To their dying day, the America Firsters believed that, if America had been more determinedly neutral, Europe would have fought out its war on its own and we would not have had to get involved at all.  An alternative view is expressed in the fictional The Man in the High Castle, in which Hitler finished off England, then Russia, and only then turned his attention to defeating the United States, at which point he was too powerful to be stopped.

There's no way to know which view would have been correct, since history didn't work out that way.  In opposing America's entry into the war, but then wholeheartedly supporting the war effort once it came to us anyway, the America Firsters committed neither crime nor treason.  Yet their personal reputations were forever destroyed, and, it's interesting to note, they held no elective office or actual political power at any time.

Rep. Tlaib and Omar are different: they do, in fact, hold political power, and under our Constitutional order, it is apparently legitimate power.  They were duly elected by U.S. citizens in their district, and as far as we can tell, they are accurately representing their constituents' views.  Since we are not at war with "Palestine" - the United States does not even recognize the existence of such an entity to be at war with - then they do not seem to meet the definition of treason given in our Constitution - that is, "levying war against them, or in adhering to their enemies, giving them aid and comfort."

One could argue that, while not being at war, the Palestinians of Hamas are still enemies of the United States - indeed, Hamas has been designated as a terrorist organization for a quarter century.  But while Rep.

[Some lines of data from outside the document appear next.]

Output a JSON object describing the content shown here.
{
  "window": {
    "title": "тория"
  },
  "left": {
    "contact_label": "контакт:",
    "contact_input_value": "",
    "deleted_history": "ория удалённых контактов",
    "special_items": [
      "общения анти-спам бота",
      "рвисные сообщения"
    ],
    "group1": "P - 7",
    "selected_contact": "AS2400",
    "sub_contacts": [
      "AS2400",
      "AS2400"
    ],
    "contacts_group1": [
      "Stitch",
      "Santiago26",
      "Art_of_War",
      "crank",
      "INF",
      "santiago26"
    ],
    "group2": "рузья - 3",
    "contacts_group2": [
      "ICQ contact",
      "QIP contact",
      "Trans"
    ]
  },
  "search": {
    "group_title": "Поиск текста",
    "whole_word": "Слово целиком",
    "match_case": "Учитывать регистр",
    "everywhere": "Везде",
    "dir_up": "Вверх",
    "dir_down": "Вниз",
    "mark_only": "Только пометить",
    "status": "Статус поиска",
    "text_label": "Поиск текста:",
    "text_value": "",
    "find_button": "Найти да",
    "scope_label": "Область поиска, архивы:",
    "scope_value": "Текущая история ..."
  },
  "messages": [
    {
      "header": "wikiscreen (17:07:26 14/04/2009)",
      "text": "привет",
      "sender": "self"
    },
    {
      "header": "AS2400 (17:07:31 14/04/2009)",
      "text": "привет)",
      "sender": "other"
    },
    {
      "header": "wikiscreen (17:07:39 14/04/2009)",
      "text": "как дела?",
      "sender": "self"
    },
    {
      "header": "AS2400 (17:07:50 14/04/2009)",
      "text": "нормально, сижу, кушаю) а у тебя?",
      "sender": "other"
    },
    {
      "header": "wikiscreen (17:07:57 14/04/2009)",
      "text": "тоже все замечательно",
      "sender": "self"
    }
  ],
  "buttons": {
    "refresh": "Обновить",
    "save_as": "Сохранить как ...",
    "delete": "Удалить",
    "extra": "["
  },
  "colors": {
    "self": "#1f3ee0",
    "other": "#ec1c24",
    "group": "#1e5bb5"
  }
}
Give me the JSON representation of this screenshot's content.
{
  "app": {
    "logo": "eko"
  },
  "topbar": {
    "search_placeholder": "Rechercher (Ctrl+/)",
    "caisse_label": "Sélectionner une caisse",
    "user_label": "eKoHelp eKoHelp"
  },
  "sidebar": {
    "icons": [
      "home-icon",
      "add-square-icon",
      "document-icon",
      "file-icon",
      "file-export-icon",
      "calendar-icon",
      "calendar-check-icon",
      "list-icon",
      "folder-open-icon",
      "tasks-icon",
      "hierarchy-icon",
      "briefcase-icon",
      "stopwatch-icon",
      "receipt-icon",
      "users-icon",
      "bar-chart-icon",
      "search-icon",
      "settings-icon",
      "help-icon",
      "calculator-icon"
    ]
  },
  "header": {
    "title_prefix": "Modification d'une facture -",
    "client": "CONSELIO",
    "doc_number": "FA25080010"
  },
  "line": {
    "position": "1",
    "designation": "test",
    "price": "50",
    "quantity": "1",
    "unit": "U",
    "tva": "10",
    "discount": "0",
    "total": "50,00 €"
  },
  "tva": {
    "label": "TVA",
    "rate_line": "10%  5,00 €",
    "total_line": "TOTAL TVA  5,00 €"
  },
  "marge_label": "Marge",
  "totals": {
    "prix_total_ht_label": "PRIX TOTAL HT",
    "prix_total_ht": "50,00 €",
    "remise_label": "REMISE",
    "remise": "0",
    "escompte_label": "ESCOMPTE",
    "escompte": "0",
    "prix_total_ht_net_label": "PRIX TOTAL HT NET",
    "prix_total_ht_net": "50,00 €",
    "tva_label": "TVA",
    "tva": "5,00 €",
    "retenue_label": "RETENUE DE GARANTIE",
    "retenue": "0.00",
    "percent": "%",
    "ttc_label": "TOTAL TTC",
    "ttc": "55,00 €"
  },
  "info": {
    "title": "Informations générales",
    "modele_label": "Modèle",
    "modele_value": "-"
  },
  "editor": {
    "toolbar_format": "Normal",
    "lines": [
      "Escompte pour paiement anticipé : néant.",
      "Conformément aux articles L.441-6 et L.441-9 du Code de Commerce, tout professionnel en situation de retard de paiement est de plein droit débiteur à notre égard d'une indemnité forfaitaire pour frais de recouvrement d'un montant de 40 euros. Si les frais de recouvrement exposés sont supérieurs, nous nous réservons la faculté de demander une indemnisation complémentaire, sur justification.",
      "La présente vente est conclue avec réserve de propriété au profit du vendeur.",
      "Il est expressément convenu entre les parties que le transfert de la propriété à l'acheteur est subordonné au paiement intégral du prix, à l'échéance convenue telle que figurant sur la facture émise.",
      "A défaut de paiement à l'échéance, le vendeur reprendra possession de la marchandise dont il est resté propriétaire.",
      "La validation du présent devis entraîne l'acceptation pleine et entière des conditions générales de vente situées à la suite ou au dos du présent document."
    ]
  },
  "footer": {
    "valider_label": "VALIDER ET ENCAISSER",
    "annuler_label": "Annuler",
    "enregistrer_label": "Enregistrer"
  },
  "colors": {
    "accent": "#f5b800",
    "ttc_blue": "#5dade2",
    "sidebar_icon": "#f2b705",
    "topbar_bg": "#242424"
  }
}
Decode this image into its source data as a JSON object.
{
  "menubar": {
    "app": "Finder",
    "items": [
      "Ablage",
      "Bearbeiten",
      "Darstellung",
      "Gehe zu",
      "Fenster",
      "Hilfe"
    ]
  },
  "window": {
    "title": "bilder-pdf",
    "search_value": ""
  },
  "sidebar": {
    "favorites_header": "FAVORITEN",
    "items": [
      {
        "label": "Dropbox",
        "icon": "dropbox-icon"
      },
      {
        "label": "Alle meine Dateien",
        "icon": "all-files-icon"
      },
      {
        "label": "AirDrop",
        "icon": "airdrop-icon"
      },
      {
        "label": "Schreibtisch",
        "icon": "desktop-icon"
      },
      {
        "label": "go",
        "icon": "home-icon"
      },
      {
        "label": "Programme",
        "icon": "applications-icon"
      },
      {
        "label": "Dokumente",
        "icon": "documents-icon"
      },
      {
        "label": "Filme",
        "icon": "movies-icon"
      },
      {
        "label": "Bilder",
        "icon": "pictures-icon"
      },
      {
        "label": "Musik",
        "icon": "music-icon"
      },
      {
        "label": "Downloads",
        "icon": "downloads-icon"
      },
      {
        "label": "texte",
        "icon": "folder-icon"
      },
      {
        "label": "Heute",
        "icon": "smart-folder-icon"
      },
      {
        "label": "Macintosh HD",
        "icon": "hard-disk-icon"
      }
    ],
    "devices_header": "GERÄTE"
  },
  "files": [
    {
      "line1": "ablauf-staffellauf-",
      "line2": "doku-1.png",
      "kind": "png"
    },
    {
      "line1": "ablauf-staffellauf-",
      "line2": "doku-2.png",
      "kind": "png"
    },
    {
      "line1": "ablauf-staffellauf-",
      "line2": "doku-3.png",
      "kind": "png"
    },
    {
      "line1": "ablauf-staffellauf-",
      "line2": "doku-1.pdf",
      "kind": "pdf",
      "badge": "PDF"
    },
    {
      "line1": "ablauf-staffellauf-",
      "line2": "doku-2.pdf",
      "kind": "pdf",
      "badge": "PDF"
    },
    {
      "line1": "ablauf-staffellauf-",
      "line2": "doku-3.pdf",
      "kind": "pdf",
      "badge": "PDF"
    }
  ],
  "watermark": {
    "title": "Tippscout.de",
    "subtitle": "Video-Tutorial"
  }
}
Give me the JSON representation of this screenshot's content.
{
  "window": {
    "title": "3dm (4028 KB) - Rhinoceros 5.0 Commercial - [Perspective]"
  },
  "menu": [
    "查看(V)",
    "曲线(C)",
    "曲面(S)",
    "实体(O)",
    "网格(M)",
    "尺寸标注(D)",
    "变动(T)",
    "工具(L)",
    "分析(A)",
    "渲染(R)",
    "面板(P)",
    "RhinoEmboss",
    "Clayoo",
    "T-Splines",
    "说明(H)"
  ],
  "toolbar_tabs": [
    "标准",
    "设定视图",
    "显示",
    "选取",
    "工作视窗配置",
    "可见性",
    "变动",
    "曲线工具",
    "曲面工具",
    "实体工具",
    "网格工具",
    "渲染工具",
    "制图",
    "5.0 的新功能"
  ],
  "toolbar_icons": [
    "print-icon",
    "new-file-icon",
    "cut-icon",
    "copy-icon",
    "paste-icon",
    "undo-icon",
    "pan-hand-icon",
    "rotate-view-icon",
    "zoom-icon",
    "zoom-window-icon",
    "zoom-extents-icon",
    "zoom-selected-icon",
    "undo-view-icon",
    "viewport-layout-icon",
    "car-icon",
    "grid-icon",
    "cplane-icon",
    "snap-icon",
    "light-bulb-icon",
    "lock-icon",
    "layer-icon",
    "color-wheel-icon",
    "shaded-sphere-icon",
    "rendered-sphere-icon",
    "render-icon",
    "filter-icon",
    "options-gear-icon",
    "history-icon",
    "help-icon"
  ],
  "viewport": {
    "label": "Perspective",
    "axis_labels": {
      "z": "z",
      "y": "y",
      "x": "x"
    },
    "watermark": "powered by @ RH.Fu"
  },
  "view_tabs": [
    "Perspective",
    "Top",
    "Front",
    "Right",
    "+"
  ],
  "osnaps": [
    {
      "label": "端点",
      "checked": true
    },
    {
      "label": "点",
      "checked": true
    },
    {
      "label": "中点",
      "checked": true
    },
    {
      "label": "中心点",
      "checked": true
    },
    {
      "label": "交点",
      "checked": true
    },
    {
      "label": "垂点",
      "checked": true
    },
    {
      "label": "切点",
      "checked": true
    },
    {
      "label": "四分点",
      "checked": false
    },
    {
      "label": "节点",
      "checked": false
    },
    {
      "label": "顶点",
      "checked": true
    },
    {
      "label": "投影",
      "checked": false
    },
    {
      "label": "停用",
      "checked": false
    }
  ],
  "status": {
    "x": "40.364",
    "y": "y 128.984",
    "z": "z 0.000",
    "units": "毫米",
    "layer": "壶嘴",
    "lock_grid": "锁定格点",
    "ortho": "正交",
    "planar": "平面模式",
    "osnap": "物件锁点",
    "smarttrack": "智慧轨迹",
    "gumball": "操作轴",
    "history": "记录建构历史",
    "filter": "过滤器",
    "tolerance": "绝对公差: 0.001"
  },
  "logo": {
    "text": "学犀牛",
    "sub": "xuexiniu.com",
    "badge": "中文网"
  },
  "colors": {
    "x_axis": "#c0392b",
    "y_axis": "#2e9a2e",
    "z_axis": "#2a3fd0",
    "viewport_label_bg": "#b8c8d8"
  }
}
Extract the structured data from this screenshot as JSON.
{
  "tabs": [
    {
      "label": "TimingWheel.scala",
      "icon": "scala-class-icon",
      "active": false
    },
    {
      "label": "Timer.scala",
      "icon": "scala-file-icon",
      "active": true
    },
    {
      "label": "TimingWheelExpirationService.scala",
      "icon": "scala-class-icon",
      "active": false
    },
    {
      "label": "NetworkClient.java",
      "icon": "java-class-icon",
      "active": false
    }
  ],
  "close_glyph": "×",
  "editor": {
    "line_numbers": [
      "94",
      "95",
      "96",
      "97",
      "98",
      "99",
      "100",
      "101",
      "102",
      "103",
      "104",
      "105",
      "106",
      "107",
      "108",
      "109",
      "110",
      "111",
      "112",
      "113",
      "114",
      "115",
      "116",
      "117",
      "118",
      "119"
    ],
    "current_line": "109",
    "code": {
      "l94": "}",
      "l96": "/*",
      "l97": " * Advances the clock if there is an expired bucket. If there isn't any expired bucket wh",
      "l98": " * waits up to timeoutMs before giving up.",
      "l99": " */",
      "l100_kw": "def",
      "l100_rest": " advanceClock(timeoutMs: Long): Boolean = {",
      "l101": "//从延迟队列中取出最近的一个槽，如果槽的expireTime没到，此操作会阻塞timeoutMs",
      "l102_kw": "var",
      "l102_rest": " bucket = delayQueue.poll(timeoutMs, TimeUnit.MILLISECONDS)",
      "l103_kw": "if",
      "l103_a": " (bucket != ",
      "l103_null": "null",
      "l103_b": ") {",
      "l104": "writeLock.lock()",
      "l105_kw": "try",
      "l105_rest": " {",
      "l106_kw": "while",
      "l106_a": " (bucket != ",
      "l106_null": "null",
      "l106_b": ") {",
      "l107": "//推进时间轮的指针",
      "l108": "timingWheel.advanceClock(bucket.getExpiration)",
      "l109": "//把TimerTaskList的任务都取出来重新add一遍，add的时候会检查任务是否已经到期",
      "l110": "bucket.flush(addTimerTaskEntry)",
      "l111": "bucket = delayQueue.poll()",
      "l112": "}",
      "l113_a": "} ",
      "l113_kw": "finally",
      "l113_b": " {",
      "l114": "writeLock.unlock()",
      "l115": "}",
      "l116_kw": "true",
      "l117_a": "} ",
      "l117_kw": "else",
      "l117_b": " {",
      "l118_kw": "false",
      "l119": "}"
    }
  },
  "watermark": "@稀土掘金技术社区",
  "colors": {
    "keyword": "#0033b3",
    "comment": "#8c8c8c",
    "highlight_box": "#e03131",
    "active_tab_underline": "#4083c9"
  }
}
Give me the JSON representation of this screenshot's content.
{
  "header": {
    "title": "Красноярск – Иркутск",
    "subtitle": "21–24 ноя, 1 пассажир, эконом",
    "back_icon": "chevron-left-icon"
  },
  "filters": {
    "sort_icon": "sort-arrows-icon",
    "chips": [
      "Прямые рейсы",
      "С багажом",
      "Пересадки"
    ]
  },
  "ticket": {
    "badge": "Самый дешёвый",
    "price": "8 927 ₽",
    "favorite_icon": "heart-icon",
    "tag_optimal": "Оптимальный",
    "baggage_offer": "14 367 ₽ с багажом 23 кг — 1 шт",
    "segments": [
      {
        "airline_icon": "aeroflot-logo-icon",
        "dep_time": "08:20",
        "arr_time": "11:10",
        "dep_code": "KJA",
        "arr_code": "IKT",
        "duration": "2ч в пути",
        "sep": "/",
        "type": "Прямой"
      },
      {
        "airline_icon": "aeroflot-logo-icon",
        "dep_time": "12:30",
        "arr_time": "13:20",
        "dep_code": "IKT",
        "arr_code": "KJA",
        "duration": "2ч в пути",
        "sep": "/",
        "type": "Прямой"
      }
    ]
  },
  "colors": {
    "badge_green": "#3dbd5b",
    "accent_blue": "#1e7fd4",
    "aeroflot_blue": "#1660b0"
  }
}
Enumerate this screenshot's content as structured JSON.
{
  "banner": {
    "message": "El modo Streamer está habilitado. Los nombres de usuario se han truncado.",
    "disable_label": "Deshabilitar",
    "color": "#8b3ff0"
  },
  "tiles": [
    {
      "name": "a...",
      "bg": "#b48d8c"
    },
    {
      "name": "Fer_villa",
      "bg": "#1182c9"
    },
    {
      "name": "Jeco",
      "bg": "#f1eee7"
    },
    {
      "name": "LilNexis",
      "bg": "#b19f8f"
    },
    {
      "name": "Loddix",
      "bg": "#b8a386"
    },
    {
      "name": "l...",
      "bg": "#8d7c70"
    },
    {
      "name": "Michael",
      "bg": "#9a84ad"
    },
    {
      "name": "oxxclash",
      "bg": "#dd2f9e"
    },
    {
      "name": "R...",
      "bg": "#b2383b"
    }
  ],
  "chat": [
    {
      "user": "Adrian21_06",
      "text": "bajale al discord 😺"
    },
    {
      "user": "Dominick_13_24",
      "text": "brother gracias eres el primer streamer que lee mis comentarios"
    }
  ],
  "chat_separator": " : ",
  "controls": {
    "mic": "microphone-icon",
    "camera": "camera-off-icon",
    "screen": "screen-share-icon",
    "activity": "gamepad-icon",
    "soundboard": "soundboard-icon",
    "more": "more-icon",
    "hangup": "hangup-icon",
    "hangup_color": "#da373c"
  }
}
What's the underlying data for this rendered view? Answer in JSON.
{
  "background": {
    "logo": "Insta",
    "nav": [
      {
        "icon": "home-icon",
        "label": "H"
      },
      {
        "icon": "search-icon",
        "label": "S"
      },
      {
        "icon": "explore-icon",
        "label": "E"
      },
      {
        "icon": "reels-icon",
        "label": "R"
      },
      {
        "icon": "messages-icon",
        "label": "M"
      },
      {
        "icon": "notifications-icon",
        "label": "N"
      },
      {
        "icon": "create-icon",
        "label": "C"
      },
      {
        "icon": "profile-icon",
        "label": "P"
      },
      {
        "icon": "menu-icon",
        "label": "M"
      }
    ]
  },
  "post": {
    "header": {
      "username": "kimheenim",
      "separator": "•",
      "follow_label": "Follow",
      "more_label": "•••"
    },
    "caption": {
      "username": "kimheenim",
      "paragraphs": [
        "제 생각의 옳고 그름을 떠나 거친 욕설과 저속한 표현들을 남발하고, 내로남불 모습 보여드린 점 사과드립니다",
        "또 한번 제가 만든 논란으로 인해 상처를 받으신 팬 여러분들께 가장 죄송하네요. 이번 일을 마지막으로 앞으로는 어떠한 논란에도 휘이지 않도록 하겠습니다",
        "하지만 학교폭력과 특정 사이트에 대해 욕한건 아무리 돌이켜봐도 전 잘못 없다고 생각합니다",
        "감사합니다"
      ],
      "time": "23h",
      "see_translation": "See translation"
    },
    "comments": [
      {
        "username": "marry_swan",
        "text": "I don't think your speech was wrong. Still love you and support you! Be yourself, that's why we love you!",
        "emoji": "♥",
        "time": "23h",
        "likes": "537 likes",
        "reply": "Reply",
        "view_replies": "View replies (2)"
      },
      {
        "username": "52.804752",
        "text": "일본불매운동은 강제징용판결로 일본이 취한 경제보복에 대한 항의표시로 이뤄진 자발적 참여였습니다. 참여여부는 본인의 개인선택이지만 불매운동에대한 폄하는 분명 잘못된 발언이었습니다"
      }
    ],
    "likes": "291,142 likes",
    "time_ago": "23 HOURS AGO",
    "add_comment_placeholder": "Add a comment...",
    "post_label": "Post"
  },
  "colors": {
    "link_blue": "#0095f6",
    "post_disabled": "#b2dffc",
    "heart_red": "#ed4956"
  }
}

Tlaib and Omar have defended Hamas' missile attacks on Israeli civilians as the moral equivalent of Israel's armed pursuit of Palestinian terrorist leaders, they don't seem to have given them "aid and comfort" in the material way that would be needed for a treason conviction.

The real problem isn't two people who argue for the wrong side, though.  America has had freedom of speech for centuries, and there have always been people arguing on both sides of every question.

What's new is for us to have duly elected representatives of the American people who are arguing for the other side.  There were a very few politicians who felt that we should not join Hitler's war - one Congresswoman even voted against FDR's declaration of war against Japan after Pearl Harbor.

But that was from a mistaken view of pacifists believing that all war is always wrong - this view is unrealistic given human nature, but it is not inherently evil.  No elected politician was arguing that Nazi Germany and England were moral equivalents, much less that we should join in on Hitler's side.  Despite there being large numbers of German immigrants and their descendants in the United States, just about everybody recognized that Hitler was evil.

Today, we have two representatives whose presence in Congress is living proof of the opposite.  Thanks to a half-century of feckless immigration laws, we now have enough people holding U.S. citizenship who do not believe that terrorism is evil - and they vote.

The last time we had a large number of Americans who believed that evil wasn't evil, the result was a civil war.  And just as today, it was the Democrat party that was on the un-American side.

History may not repeat itself, but it does rhyme!  And every time it does, the price goes up.